たとえば、いかなる人にも楽しくボーリング、スキー、スケートなどを楽しんでもらえるために、すべてのサイズの靴を用意しなければならないとなったら、ほとんど使われない靴の分のコストが参入障壁となり、小資本の場合には参入できず、新規参入者が減り、競争原理が働かなくなる可能性がある。競争原理が働かなければ、サービスの改善をする動機が減り、良いサービスが提供されなくなる可能性が高くなる。その結果、サービス消費者は嫌な思いをしたり、サービス消費者がいなくなりそのサービス業自体がなくなる可能性がある。じゃあ、まったく制限をつけなくて良いとなったら、自分ではどうにもできないことに関して、選択肢が狭められるということを甘受しなければならなくなる。

なんで、このエントリーを書き始めたのかといえば、以下のまとめを読んだため。

乙武さんが残念な気分になったというのは良くわかる。自分ではどうにもできないことで他の人なら選択できる選択肢を自分は選択できなかったのだから。一方で、車椅子では入れないレストランが存在してはいけないかというと、それをしてしまったら小資本の新規参入を防いでしまうし(料理人のスタートアップができなくなる)、狭いスペースを利用した新たな営業形態の発明などを防いでしまう可能性がある。つまり、このケースは、両者に理がある。だから、私の貸靴に対する防御線のように、乙武さんも車椅子が入れない店、立地が存在する可能性を考慮して尋ねるべきだったし、レストランの人も自分の店のアクセシビリティが足りないという点を謝罪すればよかったと思う。

でも、すべてのレストランで車椅子の受け入れをしないとなったら、車椅子の人は不当に選択肢を狭められてしまう。で、思い出したのが東横イン障碍者用客室や駐車場をつぶしたという事件。
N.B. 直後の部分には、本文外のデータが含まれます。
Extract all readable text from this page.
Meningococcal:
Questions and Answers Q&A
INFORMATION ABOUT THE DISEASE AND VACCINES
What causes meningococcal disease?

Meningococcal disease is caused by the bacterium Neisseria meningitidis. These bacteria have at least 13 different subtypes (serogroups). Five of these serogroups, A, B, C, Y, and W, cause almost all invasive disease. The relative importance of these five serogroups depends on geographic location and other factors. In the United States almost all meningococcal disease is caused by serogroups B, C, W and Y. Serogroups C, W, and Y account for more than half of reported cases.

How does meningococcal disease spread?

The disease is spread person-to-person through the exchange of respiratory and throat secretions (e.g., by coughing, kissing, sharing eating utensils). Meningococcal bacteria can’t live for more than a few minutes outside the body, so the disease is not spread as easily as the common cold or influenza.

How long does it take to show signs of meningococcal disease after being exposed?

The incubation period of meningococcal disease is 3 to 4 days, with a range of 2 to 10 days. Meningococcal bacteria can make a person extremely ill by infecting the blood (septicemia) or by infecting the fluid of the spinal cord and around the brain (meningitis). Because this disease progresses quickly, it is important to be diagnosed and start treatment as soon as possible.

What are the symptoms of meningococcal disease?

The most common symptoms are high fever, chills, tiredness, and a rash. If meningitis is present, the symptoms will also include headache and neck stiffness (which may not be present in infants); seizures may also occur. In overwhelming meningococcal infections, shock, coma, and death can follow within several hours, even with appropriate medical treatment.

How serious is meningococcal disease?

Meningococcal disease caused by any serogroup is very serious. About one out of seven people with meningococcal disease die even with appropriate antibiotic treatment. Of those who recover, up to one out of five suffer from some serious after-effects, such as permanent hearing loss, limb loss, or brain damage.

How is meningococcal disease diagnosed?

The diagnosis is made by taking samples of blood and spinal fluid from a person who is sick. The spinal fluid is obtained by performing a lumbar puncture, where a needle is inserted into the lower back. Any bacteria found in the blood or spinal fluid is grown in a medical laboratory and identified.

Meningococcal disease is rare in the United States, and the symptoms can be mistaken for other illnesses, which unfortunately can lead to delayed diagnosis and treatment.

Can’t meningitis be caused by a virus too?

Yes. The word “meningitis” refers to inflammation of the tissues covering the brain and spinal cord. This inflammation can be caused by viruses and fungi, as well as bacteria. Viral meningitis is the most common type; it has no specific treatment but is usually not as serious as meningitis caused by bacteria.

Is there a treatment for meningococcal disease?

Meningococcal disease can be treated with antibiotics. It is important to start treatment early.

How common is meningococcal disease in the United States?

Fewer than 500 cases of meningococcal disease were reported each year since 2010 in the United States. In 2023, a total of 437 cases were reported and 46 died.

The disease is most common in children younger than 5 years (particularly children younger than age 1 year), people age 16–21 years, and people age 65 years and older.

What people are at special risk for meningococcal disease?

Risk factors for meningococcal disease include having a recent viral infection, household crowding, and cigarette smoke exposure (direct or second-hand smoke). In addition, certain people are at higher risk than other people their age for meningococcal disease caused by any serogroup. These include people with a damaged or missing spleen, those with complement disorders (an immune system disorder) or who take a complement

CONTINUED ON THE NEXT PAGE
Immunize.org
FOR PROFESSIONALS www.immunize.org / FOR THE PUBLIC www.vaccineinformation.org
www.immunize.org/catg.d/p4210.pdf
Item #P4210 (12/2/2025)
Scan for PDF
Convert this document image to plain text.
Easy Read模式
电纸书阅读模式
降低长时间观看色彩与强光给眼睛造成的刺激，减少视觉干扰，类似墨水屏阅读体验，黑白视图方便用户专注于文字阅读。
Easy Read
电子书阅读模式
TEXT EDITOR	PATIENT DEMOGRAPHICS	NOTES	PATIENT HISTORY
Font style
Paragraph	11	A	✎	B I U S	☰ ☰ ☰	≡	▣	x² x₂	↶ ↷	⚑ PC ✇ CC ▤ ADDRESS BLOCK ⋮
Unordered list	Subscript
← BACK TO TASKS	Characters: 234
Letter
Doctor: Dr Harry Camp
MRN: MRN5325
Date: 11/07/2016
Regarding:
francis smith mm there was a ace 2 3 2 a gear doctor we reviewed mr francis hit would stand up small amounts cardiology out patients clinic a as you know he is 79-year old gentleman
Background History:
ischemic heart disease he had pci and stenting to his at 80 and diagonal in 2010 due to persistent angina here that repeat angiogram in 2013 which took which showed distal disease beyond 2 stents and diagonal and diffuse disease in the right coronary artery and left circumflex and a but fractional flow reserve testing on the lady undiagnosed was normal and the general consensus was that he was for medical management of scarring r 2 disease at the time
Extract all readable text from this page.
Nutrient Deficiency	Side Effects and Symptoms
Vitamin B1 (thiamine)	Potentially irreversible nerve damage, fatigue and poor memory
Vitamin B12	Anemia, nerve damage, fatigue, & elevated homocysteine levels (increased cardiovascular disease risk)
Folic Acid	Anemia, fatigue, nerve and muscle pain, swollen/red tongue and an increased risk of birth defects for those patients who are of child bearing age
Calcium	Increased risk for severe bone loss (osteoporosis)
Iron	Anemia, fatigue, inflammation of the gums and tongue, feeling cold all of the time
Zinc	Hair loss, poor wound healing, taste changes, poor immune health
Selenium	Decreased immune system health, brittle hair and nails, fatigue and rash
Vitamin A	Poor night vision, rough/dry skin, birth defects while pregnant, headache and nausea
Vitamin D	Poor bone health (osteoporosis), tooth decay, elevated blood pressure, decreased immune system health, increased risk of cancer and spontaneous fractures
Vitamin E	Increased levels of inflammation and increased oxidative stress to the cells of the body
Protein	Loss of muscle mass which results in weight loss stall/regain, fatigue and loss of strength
どのラインからアクセシビリティを保証しなければいけないのかと調べたところ以下の法律があるとのこと。

(特別特定建築物の建築等における基準適合義務等)
第3条 特別特定建築物の政令で定める規模以上の建築(用途の変更をして特別特定建築物にすることを含む。以下この条において同じ。)をしようとする者は、当該特別特定建築物を、高齢者、身体障害者等が円滑に利用できるようにするために必要な政令で定める特定施設の構造及び配置に関する基準(以下「利用円滑化基準」という。)に適合させなければならない。当該建築をした特別特定建築物の維持保全をする者についても、同様とする。
2 地方公共団体は、その地方の自然的社会的条件の特殊性により、前項の規定のみによっては、高齢者、身体障害者等が特定建築物を円滑に利用できるようにする目的を十分に達し難いと認める場合においては、特別特定建築物に条例で定める特定建築物を追加し、同項の建築の規模を条例で同項の政令で定める規模未満で別に定め、又は利用円滑化基準に条例で必要な事項を付加することができる。
3 前2項の規定は、建築基準法第6条第1項に規定する建築基準関係規定とみなす。

〜中略〜

特定建築物の建築等における努力義務等)
第5条 特定建築物の建築(用途の変更をして特定建築物にすることを含む。以下同じ。)をしようとする者(第3条第1項前段又は第2項の規定が適用される者を除く。)は、当該特定建築物を利用円滑化基準に適合させるために必要な措置を講ずるよう努めなければならない。
2 特定建築物の特定施設の修繕又は模様替をしようとする者(第3条第1項後段又は第2項の規定が適用される者を除く。)は、当該特定施設を利用円滑化基準に適合させるために必要な措置を講ずるよう努めなければならない。
3 所管行政庁は、特定建築物について前2項に規定する措置の適確な実施を確保するため必要があると認めるときは、前2項に規定する者に対し、利用円滑化基準を勘案して、特定建築物又はその特定施設の設計及び施工に係る事項について必要な指導及び助言をすることができる。

小規模飲食店は、特定建築物に区分されてアクセシビリティを保証する努力義務がある。このバランスは首肯できるところ。